The altar cemetery of the Liangzhu Culture is located on Yaoshan Mountain, five kilometers northeast of the Fanshan Tomb.The altar has been carefully designed to be nearly square and slope-shaped, with a side length of about 20 meters and an area of ​​about 400 square meters. It is divided into three layers with different earth colors.The center is a red earthwork platform, the four sides are about 6-7.7 meters long, and the outer periphery of the red soil is a ditch filled with gray soil. Outside the gray soil ditch is a surrounding platform made of yellowish brown spot soil. The surface of the surrounding platform is paved with gravel, and the edges are stacked with gravel .This altar is made of multi-colored soil, which sets off the mysterious color of the place of worship, and creates a pioneering style of multi-colored soil altar architecture in later generations.

There are 12 tombs buried in two rows on the altar, and each tomb has a batch of jade wares. Among them, the tombs buried on the red earth platform in the center unearthed the most jade wares, some as many as 148 pieces (groups).This batch of jade wares is well-made, including mysterious jade cong, openwork jade crowns, crown decorations, tridents, etc., most of which are engraved with divine emblems, making people daunting; there are also jade axes and dragon heads that symbolize power. There are also decorations such as birds, huang, belt hooks, and high-grade articles such as jade-inlaid lacquerware.The owners of these tombs were probably priests or witches [xixi] who worshiped the sky, the earth, and the gods.

In addition to Fanshan and Yaoshan, the Liangzhu Culture Gaotai mounds and altar cemetery have been discovered so far, as well as Huiguan Mountain in Yuhang, Zhejiang, Dafendun and Yudun in Haining, Fuquan Mountain in Qingpu, Shanghai, Zhaoling in Kunshan, Jiangsu, and Luodun in Changshu. , Wujin Sidun and other places are almost all over the Taihu Lake area.The large-scale building sites corresponding to the large-scale high platform mounds and altar cemetery were discovered in the Mojiaoshan site in the center of the Liangzhu site group in Yuhang, Zhejiang.
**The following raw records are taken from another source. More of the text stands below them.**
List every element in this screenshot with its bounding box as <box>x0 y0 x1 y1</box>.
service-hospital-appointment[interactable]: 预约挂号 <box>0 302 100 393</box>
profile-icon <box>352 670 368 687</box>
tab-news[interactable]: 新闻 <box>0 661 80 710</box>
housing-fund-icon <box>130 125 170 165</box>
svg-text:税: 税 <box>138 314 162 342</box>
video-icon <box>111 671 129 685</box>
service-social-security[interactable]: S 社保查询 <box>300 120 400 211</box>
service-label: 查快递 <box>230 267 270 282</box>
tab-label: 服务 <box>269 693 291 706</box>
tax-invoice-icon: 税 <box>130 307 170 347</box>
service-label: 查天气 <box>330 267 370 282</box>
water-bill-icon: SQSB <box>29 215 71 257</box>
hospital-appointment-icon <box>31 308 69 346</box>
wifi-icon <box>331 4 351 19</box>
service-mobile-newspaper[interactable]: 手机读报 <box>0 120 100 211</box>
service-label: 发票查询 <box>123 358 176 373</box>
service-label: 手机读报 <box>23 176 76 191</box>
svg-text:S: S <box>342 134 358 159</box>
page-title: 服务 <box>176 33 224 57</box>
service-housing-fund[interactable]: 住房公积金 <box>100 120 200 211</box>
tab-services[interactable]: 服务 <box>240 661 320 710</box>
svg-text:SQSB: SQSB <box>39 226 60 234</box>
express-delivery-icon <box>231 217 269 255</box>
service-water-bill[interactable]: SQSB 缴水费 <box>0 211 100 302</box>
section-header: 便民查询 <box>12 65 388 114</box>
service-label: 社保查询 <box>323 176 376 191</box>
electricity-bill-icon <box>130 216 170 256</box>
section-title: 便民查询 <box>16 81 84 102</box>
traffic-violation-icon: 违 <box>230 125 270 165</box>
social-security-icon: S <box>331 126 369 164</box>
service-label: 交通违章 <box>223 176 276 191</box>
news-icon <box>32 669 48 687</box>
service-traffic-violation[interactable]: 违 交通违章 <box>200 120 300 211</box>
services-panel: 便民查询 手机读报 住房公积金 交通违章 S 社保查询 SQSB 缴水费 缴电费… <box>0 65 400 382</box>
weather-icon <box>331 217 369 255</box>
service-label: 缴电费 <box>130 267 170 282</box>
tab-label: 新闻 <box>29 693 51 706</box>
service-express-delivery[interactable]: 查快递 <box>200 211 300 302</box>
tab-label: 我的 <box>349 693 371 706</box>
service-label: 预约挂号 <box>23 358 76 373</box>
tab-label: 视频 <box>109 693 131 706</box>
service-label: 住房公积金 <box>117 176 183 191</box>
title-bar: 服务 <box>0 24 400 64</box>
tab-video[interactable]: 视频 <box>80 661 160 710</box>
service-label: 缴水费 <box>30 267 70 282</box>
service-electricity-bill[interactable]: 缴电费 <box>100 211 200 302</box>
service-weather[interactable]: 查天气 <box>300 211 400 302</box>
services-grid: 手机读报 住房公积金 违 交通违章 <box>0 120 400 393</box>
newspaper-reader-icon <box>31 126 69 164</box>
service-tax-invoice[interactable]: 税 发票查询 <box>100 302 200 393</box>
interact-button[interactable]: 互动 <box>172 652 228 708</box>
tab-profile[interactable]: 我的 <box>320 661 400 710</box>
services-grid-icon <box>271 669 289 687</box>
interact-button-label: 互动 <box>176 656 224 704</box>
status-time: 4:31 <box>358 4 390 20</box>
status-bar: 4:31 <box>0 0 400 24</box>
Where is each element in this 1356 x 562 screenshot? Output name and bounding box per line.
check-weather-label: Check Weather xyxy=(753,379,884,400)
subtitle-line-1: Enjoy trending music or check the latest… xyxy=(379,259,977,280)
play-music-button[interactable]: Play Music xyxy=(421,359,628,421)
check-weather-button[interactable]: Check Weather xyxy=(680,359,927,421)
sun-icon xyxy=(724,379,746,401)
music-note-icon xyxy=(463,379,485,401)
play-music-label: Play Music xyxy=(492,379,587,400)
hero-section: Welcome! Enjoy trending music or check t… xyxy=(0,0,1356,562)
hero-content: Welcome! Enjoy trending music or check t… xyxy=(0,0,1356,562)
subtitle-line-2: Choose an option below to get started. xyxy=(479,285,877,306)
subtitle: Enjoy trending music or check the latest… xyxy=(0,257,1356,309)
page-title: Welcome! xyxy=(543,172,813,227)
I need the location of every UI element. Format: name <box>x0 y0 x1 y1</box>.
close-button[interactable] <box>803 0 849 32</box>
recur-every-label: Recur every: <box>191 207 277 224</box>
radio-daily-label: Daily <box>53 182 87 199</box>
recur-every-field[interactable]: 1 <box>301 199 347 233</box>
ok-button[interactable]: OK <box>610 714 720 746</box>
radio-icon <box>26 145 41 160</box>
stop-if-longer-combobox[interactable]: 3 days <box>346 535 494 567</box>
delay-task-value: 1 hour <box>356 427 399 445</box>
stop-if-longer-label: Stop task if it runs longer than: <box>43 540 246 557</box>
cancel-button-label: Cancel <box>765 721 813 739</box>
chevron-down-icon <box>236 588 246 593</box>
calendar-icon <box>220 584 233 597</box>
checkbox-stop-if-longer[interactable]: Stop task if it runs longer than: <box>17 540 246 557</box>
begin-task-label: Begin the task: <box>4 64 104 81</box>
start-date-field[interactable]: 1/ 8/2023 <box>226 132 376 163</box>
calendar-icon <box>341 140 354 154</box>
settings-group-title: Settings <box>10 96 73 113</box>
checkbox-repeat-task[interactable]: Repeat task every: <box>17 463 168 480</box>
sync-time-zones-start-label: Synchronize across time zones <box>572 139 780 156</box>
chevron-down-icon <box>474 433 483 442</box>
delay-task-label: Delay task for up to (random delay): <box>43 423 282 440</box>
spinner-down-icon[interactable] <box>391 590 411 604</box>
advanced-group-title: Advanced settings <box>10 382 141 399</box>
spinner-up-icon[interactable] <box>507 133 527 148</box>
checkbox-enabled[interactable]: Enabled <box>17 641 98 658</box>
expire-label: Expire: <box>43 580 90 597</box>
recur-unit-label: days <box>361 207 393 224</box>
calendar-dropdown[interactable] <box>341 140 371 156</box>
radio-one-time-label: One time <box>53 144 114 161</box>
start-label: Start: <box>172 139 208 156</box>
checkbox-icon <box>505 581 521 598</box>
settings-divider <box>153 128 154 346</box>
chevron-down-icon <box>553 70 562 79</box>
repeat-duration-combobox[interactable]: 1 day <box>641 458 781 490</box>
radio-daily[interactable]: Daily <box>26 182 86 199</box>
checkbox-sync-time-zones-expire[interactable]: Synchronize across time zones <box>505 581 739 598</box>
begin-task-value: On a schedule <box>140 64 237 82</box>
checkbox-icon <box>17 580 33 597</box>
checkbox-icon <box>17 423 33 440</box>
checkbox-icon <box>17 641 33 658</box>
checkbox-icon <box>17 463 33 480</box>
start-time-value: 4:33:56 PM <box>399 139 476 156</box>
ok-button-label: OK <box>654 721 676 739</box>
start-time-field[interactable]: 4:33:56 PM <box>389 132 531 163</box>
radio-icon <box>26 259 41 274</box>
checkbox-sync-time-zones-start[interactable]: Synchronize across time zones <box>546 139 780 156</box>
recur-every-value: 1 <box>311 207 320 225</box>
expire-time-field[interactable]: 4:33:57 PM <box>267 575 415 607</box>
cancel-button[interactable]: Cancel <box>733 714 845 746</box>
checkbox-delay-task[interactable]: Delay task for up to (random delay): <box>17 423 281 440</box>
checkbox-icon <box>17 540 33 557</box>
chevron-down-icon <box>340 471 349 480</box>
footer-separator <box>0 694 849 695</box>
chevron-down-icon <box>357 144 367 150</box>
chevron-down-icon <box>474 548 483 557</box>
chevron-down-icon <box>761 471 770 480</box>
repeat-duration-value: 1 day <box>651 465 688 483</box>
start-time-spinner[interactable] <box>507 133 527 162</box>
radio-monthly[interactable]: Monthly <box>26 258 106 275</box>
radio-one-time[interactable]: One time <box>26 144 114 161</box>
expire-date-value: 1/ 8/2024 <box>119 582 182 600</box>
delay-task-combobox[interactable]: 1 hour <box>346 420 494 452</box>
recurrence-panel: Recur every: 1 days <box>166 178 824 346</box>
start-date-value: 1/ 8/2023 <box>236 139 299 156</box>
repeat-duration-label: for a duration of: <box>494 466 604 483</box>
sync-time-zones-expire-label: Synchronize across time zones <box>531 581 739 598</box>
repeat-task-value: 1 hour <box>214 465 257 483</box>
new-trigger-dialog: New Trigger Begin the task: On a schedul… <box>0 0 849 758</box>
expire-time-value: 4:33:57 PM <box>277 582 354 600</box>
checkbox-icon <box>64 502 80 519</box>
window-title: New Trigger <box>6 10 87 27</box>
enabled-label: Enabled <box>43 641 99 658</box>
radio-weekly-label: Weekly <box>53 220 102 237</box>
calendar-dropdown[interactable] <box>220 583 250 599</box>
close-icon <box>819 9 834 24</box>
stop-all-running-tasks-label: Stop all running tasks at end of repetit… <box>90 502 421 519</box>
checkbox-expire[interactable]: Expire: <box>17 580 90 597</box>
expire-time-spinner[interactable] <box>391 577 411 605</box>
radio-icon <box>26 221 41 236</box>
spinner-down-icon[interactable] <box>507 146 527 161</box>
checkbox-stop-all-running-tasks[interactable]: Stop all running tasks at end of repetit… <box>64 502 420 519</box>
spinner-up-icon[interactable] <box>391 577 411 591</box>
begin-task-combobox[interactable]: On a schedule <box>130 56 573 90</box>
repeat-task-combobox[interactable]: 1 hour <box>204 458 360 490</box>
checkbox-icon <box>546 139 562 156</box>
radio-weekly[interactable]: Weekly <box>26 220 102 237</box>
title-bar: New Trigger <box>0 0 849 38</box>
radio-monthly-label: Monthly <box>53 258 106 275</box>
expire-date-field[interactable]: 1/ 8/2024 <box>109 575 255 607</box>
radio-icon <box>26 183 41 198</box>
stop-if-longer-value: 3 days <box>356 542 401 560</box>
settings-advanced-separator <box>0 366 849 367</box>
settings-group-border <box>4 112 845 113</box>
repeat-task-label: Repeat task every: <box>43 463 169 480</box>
The Mojiaoshan site is a man-made platform-shaped foundation site, about 730 meters long from east to west, about 450 meters wide from north to south, covering an area of ​​more than 300,000 square meters, with an average height of three to five meters above the surrounding ground.So far, a large rammed earth foundation with an area of ​​more than 1,400 square meters and another rammed earth foundation with three rows of rather large pillar holes have been discovered on the site.The rammed earth foundation site is made of 9-13 layers of mud and sand at intervals, about 50 cm thick; there are three rows of large pillar holes with a row spacing of about 1.5 meters, and the diameter of the pillar holes is about 0.44-1.35 meters, and the depth is 0.21-0.72 meters. There are wooden pillar ash with a diameter of more than half a meter.In addition, a large square log several meters long was found, and a large number of adobes that had been burned were piled up in many places.These indicate that there were huge buildings of unprecedented scale built on this large platform site.Its tall and majestic image back then was daunting enough.What is amazing is that within about 12 square kilometers around the large platform site of Mojiaoshan, there are more than 40 ruins of various sizes, among which Yaoshan, Fanshan and Huiguanshan all exist around this central site.The large buildings on the Mojiaoshan site are likely to be the place where the supreme ruler of the Liangzhu people issued orders to the people.

The discoveries of Fanshan mounds, Yaoshan altar cemetery, and Mojiaoshan large-scale foundations and building sites have fully demonstrated the spiritual world and splendid material culture of Liangzhu people 4,800 years ago. has entered a period of high development.However, the disappearance of the Liangzhu cultural achievement is as dramatic as its discovery.In the nearly thousand years after the Liangzhu culture in the Taihu Lake area, no cultural relics comparable to the achievements of the developed Liangzhu culture have been found.Where did the cultural essence created by the Liangzhu people flow after the Liangzhu people?